The light captured by Hubble was emitted more than 12 billion years ago. During its journey to Earth, the expansion of the universe caused its wavelength to shift from ultraviolet to visible light. This phenomenon is known as the redshift.
Marc Rafelski, one of the study's authors and deputy head of the Hubble Mission at STScI, said astronomers have found many galaxies from the same period. However, they have never detected ionizing photons, that is, high-energy light particles, from these galaxies. That makes MXDFz4.4 an important finding.
Hubble observations show that the light comes from a cluster of massive young stars that were only formed a few million years ago. Although its area is about 100 times smaller than the Milky Way Galaxy, MXDFz4.4 forms stars about 10 times faster.
"Many hot, massive young stars in a tight space are more effective at penetrating the opaque gas," said Goovaerts.
The research team estimates that 50 to 100 percent of the ionizing light from the young stars managed to escape the gas around the galaxy. Supernova explosions from massive stars are also thought to form large gaps that make more light come out.
In a report published on the NASA website, the conclusion was strengthened by data from the James Webb Space Telescope which observed near-infrared light and the Very Large Telescope (VLT) of the European Southern Observatory which observed visible light.
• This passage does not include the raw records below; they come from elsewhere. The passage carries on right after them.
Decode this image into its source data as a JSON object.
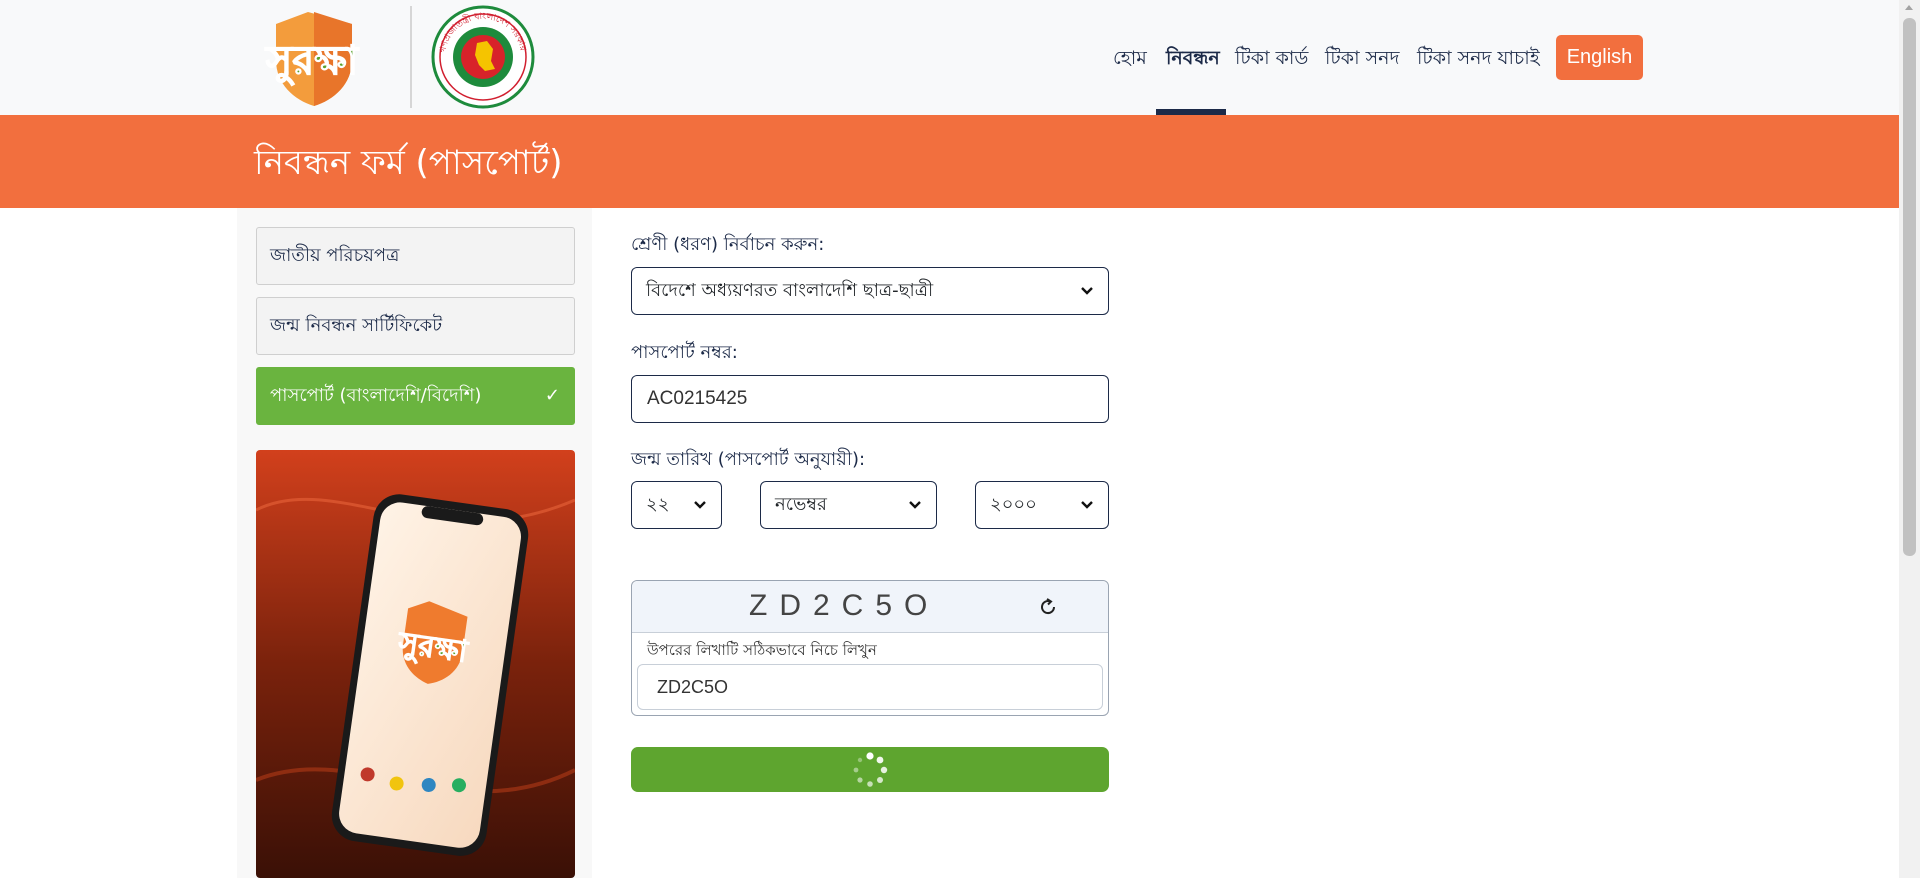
{
  "header": {
    "brand_logo_text": "সুরক্ষা",
    "govt_logo_text": "গণপ্রজাতন্ত্রী বাংলাদেশ সরকার",
    "nav": [
      {
        "label": "হোম",
        "active": false
      },
      {
        "label": "নিবন্ধন",
        "active": true
      },
      {
        "label": "টিকা কার্ড",
        "active": false
      },
      {
        "label": "টিকা সনদ",
        "active": false
      },
      {
        "label": "টিকা সনদ যাচাই",
        "active": false
      }
    ],
    "language_button": "English"
  },
  "banner": {
    "title": "নিবন্ধন ফর্ম (পাসপোর্ট)"
  },
  "sidebar": {
    "documents": [
      {
        "label": "জাতীয় পরিচয়পত্র",
        "selected": false
      },
      {
        "label": "জন্ম নিবন্ধন সার্টিফিকেট",
        "selected": false
      },
      {
        "label": "পাসপোর্ট (বাংলাদেশি/বিদেশি)",
        "selected": true
      }
    ],
    "check_icon": "✓"
  },
  "form": {
    "category_label": "শ্রেণী (ধরণ) নির্বাচন করুন:",
    "category_value": "বিদেশে অধ্যয়ণরত বাংলাদেশি ছাত্র-ছাত্রী",
    "passport_label": "পাসপোর্ট নম্বর:",
    "passport_value": "AC0215425",
    "dob_label": "জন্ম তারিখ (পাসপোর্ট অনুযায়ী):",
    "dob_day": "২২",
    "dob_month": "নভেম্বর",
    "dob_year": "২০০০",
    "captcha_text": "ZD2C5O",
    "captcha_hint": "উপরের লিখাটি সঠিকভাবে নিচে লিখুন",
    "captcha_input_value": "ZD2C5O"
  },
  "colors": {
    "accent_orange": "#f26f3e",
    "accent_green": "#6ab43f",
    "submit_green": "#5ea52f",
    "navy": "#1c2a48"
  }
}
James Webb data helped scientists calculate the mass of the galaxy, study old stars, and piece together the history of star formation in MXDFz4.4. Meanwhile, VLT data confirmed that the galaxy originated from a time when the universe was only 1.4 billion years old.
Before this discovery, astronomers had only identified galaxies emitting ionizing light from a time when the universe was about 1.6 billion years old. Some other examples come from the age of the cosmos about 2 billion years after the Big Bang.
According to Rafelski, the observation of MXDFz4.4 allows scientists to test their hypothesis closer to the Era of Reionization. The discovery of similar galaxies in subsequent epochs will help explain what made the early universe's fog eventually disappear.
For more than three decades, Hubble has continued to contribute important findings to astronomy. This time, the old telescope showed again that the light trail from small and distant galaxies can help humans read the first chapter of the history of the universe.